Search only court opinions from the following states 50 states plus DC

It’s a start.

Watch this space

Comments

  1. It is, indeed, a start, as you say. The next step might be for Google to talk to CanLII about letting them index case reports. (Legislation is searchable via Google — though you’d really have to use the “site:canlii.org” modifier to get any joy out of things that way, and it’s not clear why you’d bother, given CanLII’s fine search tool.) At present CanLII blocks search engines:

    In order to minimize the impact of decision publication on individuals’ privacy, CanLII does not allow external web robots to index decisions published on its Website. In practice, this prevents people from finding a decision on CanLII by querying an individual’s name using search engines such as those of Google, Live or Yahoo.

    Perhaps the fact that it would take a special Google Scholar search to get at court decisions would be enough to persuade CanLII to join LII in this.

    At present, as you point out, you can get citations for Canadian cases, provided that they’ve been cited in journal articles or U.S. decisions; and this could be a handy way to obtain the citation if you’re unable to query one of the commercial databases — and the case is too old to be on CanLII.

    I’m a little disappointed in the URLs that result for a case. A search produces the case report plus the search terms: thus, a search for “Marbury v. Madison” becomes:

    http://scholar.google.com/scholar _case?case=9834052745083343188 &q=marbury+v.+madison&hl= en&as_sdt=2002

    You can strip away inessentials to get a URL of:

    http://scholar.google.com/scholar_case ?case=9834052745083343188

    which, although not the longest URL emitted by a database, is longer than seems necessary — unless someone can explain why 19 digits are required to identify what is in fact less than a googoplex of instances. And, unlike CanLII, Google doesn’t make the shorter URL available on the page.

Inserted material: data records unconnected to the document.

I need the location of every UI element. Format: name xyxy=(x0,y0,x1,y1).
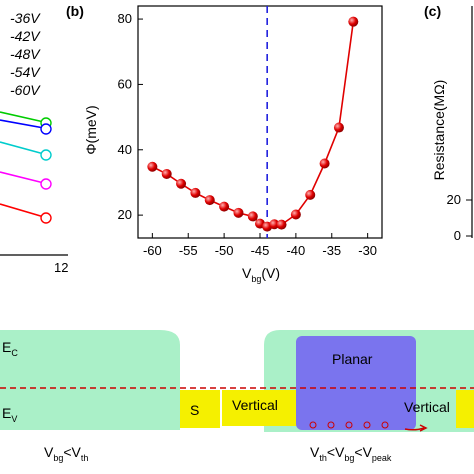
data-point xyxy=(305,189,316,200)
y-tick-label: 80 xyxy=(118,11,132,26)
x-tick-label: -45 xyxy=(251,243,270,258)
panel-a-marker xyxy=(40,149,52,161)
ec-label: EC xyxy=(2,339,18,358)
y-tick-label: 40 xyxy=(118,142,132,157)
panel-c-y-tick: 20 xyxy=(447,192,461,207)
arrow-head xyxy=(419,424,428,432)
panel-a-curve xyxy=(0,171,45,184)
panel-c-label: (c) xyxy=(424,3,441,19)
source-contact xyxy=(180,390,220,428)
data-point xyxy=(276,219,287,230)
data-point xyxy=(219,201,230,212)
data-point xyxy=(319,158,330,169)
data-point xyxy=(176,178,187,189)
panel-a: 12 -36V -42V -48V -54V -60V xyxy=(0,10,68,275)
data-point xyxy=(348,16,359,27)
x-tick-label: -55 xyxy=(179,243,198,258)
data-point xyxy=(204,195,215,206)
panel-a-curve xyxy=(0,111,45,123)
x-tick-label: -50 xyxy=(215,243,234,258)
electron-marker xyxy=(381,421,389,429)
vertical-contact-left xyxy=(222,390,300,426)
panel-a-curve xyxy=(0,119,45,129)
x-tick-label: -30 xyxy=(358,243,377,258)
panel-a-curve xyxy=(0,141,45,155)
electron-marker xyxy=(345,421,353,429)
panel-a-curve xyxy=(0,203,45,218)
electron-flow-arrow xyxy=(404,427,425,431)
source-label: S xyxy=(190,402,199,418)
vertical-contact-right xyxy=(456,390,474,428)
data-point xyxy=(161,168,172,179)
ev-label: EV xyxy=(2,405,17,424)
vertical-right-label: Vertical xyxy=(404,399,450,415)
planar-region xyxy=(296,336,416,430)
panel-a-marker xyxy=(40,212,52,224)
legend-item: -48V xyxy=(10,46,41,62)
legend-item: -36V xyxy=(10,10,41,26)
condition-left: Vbg<Vth xyxy=(44,444,88,463)
panel-a-x-tick: 12 xyxy=(54,260,68,275)
panel-a-marker xyxy=(40,123,52,135)
legend-item: -54V xyxy=(10,64,41,80)
legend-item: -42V xyxy=(10,28,41,44)
data-point xyxy=(333,122,344,133)
data-point xyxy=(269,219,280,230)
panel-c: (c) Resistance(MΩ) 20 0 xyxy=(424,3,473,243)
data-point xyxy=(190,187,201,198)
band-schematic: EC EV S Vertical Planar Vertical Vbg<Vth… xyxy=(0,330,474,463)
panel-b-label: (b) xyxy=(66,3,84,19)
panel-a-marker xyxy=(40,178,52,190)
series-line xyxy=(151,21,355,228)
panel-a-curves xyxy=(0,111,52,224)
condition-right: Vth<Vbg<Vpeak xyxy=(310,444,392,463)
panel-b-plot: -60 -55 -50 -45 -40 -35 -30 20 40 60 80 xyxy=(118,6,377,258)
panel-b-y-label: Φ(meV) xyxy=(83,105,99,154)
band-region-left xyxy=(0,330,180,430)
electron-marker xyxy=(363,421,371,429)
electron-markers xyxy=(309,421,428,432)
planar-label: Planar xyxy=(332,351,373,367)
x-tick-label: -60 xyxy=(143,243,162,258)
legend-item: -60V xyxy=(10,82,41,98)
data-point xyxy=(290,209,301,220)
panel-b-frame xyxy=(137,5,383,239)
vertical-left-label: Vertical xyxy=(232,397,278,413)
y-tick-label: 60 xyxy=(118,76,132,91)
data-point xyxy=(247,211,258,222)
panel-c-y-label: Resistance(MΩ) xyxy=(431,80,447,181)
data-point xyxy=(147,161,158,172)
y-tick-label: 20 xyxy=(118,207,132,222)
electron-marker xyxy=(309,421,317,429)
panel-a-legend: -36V -42V -48V -54V -60V xyxy=(10,10,41,98)
panel-b: (b) -60 -55 -50 -45 -40 -35 -30 20 40 60 80 Φ(meV)… xyxy=(66,3,383,284)
electron-marker xyxy=(327,421,335,429)
panel-b-x-label: Vbg(V) xyxy=(242,265,280,284)
data-point xyxy=(233,207,244,218)
panel-c-y-tick: 0 xyxy=(454,228,461,243)
x-tick-label: -35 xyxy=(322,243,341,258)
x-tick-label: -40 xyxy=(286,243,305,258)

  2. In a nutshell, the reason why CanLII blocks Google indexing is the same one that why the courts block them, it is for privacy reasons.

    In the course of the last ten years, a sort of balance was found in Canada about the dissemination of judgments. The judicial system has to be transparent, so it is ok to publish the judgments on the Internet as long as the general search engines could not index them. The idea here is that if someone wants to search judgments, he can do it on the court web site or on CanLII, but nobody want to see divorce judgments springing up when a teenage girl starts googling her friends.

    As you may remember, some in Canada strongly believe that Canadian judgments are much too accessible.

    At the end, this is a compromise. Judgments are accessible, but they are not on Google. I hope this help.

    Daniel.

  3. This compromise is surely a very fragile one. It has been a while since I thought about the distribution of judgments by the courts, so I’m not even sure how it’s done nowadays, technically. It’s difficult to see, however, on what basis the courts could treat Google any differently than any other commercial publisher. I don’t see anything about privacy in the Reproduction of Federal Law Order. SI/97-5, and how could they discriminate on the basis of the business model?

    As to retrospective collections, maybe Thomson, Reid Elsevier and Wolters Kluwer aren’t ripe to be taken over by Google, but perhaps some future generation of Applebys or Cartwrights could be tempted. Even a few libraries have retrospective collections to which Google might be able to arrange access.

    It’s interesting to speculate.

  4. There is a fantastic article on Google Scholar in the current issue of the State Bar of Wisconsin’s Inside Track newsletter. Google Scholar: Another option for retrieving full-text court decisions? by Bev Butula, manager of library services, Davis & Kuelthau, will tell you all you need to know. Thanks to Nerino Petro for mentioning it to me.